2022-07-23, 14:45–16:15, Envelope ✉️
The vision of a quantum internet is to enhance existing Internet technology by enabling quantum communication between any two points on Earth. Such a quantum internet will—in synergy with the “classical” internet that we have today—connect quantum information processors in order to achieve unparalleled capabilities that are provably impossible by using only classical information, such as distributing encryption keys secured by the laws of quantum mechanics, more efficient distributed agreement, or private delegated quantum computation. The first quantum entanglement networks have been realised in a lab including a software and network protocol stack for executing platform-independent applications. In this workshop we will introduce the basic concepts underpinning the quantum internet and take you through developing your own quantum network application running on a (for now) simulated quantum internet using the Quantum Network Explorer platform.
This workshop consists of two parts;
First, a basic introduction to quantum networks. Here, I will introduce the basic building blocks of a quantum internet: quantum bits (qubits), entanglement, and quantum repeaters. I will then explain the quantum mechanical phenomena that enable greater security for communication and how entanglement is a fundamentally new resource for distributed tasks and computation.

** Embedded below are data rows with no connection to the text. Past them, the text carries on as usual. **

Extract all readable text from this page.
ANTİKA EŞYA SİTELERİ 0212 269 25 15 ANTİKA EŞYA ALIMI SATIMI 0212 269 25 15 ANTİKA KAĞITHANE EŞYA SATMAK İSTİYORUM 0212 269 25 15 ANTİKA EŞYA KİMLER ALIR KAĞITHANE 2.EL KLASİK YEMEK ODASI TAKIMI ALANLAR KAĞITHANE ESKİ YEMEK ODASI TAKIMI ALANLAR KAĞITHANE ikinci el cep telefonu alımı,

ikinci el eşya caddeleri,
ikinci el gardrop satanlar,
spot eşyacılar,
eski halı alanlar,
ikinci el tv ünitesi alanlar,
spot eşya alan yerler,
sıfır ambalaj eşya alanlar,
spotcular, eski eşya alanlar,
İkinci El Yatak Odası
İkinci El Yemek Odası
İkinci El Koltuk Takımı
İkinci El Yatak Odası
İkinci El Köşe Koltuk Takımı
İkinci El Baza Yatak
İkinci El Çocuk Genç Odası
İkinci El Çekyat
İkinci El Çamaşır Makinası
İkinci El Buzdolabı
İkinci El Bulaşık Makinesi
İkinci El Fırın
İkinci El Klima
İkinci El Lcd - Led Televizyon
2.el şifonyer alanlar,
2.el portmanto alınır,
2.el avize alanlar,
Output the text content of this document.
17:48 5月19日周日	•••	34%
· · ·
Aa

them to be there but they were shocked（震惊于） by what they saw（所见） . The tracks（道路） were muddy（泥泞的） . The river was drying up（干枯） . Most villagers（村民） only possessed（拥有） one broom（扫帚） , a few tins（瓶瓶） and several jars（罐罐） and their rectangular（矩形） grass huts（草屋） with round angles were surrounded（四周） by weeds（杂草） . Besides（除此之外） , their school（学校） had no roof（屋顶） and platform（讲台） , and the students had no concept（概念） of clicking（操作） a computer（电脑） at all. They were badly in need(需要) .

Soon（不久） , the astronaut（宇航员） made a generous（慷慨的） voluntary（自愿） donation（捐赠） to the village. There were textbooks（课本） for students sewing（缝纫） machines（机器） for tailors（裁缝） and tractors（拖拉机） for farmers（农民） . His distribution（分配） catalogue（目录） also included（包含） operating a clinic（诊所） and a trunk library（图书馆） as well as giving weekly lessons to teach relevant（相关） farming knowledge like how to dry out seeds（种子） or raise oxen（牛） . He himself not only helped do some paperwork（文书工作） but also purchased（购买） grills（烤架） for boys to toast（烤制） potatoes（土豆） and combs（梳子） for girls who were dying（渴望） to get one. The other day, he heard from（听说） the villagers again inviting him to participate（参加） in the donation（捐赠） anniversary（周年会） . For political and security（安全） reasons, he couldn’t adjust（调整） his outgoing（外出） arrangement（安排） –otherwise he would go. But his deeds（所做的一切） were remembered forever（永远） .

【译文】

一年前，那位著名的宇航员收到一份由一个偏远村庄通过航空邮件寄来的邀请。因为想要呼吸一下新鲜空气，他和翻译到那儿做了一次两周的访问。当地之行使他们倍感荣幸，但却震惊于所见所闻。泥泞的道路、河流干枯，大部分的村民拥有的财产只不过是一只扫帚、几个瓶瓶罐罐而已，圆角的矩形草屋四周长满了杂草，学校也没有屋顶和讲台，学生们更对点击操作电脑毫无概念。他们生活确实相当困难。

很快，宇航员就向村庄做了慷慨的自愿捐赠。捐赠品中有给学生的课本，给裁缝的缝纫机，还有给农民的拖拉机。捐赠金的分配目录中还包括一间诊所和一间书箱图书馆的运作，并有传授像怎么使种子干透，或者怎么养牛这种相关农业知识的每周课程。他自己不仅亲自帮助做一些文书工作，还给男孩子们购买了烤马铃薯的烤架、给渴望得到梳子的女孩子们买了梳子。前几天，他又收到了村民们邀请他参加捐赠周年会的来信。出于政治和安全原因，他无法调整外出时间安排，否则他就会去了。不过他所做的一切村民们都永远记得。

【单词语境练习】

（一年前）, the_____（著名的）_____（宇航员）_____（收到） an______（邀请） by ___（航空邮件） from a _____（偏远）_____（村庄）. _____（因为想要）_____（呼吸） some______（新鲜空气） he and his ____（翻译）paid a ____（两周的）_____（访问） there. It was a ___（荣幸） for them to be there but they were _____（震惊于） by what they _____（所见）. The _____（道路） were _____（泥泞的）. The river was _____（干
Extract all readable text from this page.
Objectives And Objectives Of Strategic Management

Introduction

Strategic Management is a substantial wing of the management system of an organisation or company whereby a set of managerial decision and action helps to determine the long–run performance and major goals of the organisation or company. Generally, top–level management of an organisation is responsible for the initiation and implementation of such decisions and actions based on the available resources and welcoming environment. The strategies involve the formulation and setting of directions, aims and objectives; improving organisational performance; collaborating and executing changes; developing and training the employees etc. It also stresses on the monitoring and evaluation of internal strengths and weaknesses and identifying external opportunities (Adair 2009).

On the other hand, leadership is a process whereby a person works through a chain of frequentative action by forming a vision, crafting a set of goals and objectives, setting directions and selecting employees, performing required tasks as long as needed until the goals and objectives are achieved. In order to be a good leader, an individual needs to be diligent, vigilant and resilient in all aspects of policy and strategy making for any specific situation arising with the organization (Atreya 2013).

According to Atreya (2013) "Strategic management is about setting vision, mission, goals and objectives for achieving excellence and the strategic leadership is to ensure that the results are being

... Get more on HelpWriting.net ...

Secondly, to illustrate these concepts, I will take the audience through an implementation of a simple Quantum Key Distribution (QKD) application whereby Alice and Bob create a quantum-secured secret key which they can use to encrypt their communication. This will be done in Python using the tools available on the Quantum Network Explorer.
Pre-requisites: You need a machine with Linux and Python <= 3.9 (some of the packages have not been updated to 3.10). You may use the Windows Subsystem for Linux (Bash on Ubuntu) if you have a Windows machine. MacOS is in principle supported, but often causes issues due to certain dependencies that do not work on MacOS. In this case, you are advised to have Linux installed in a virtual machine.
Wojciech Kozlowski studied Theoretical Quantum Physics at the University of Cambridge where he obtained his MSci (2012). He then completed his PhD in Atomic and Laser Physics at the University of Oxford (2016). In his PhD he studied the interactions of quantum light with trapped cold atomic gases and developed theoretical models for the resulting competition between measurement back-action and intrinsic atomic dynamics.
Following his PhD studies, Wojciech decided that he would rather dive into Computer Science. Therefore, rather than following an academic career he went to work as a software engineer in the network protocols team at Metaswitch in London. It is here that he developed his interest in computer networks. During his time in industry, Wojciech was able to learn the basic theory of operation of computer networks whilst gaining practical experience in implementing and running network software.
Wojciech found out about QuTech while attending the IETF 101 meeting in London where the Quantum Internet Research Group at the IRTF was formed. Less than a year later, in February 2019 Wojciech joined QuTech as a postdoc in the Wehner Group. His research work focused on quantum network protocol design and the software architecture for quantum networking nodes. In the meantime he also became a co-chair of the Quantum Internet Research Group at the IRTF. As of April 2021, Wojciech is a Quantum Network Engineer at QuTech. In his new role he works on developing the overall software architecture for quantum networks covering both the data and control plane.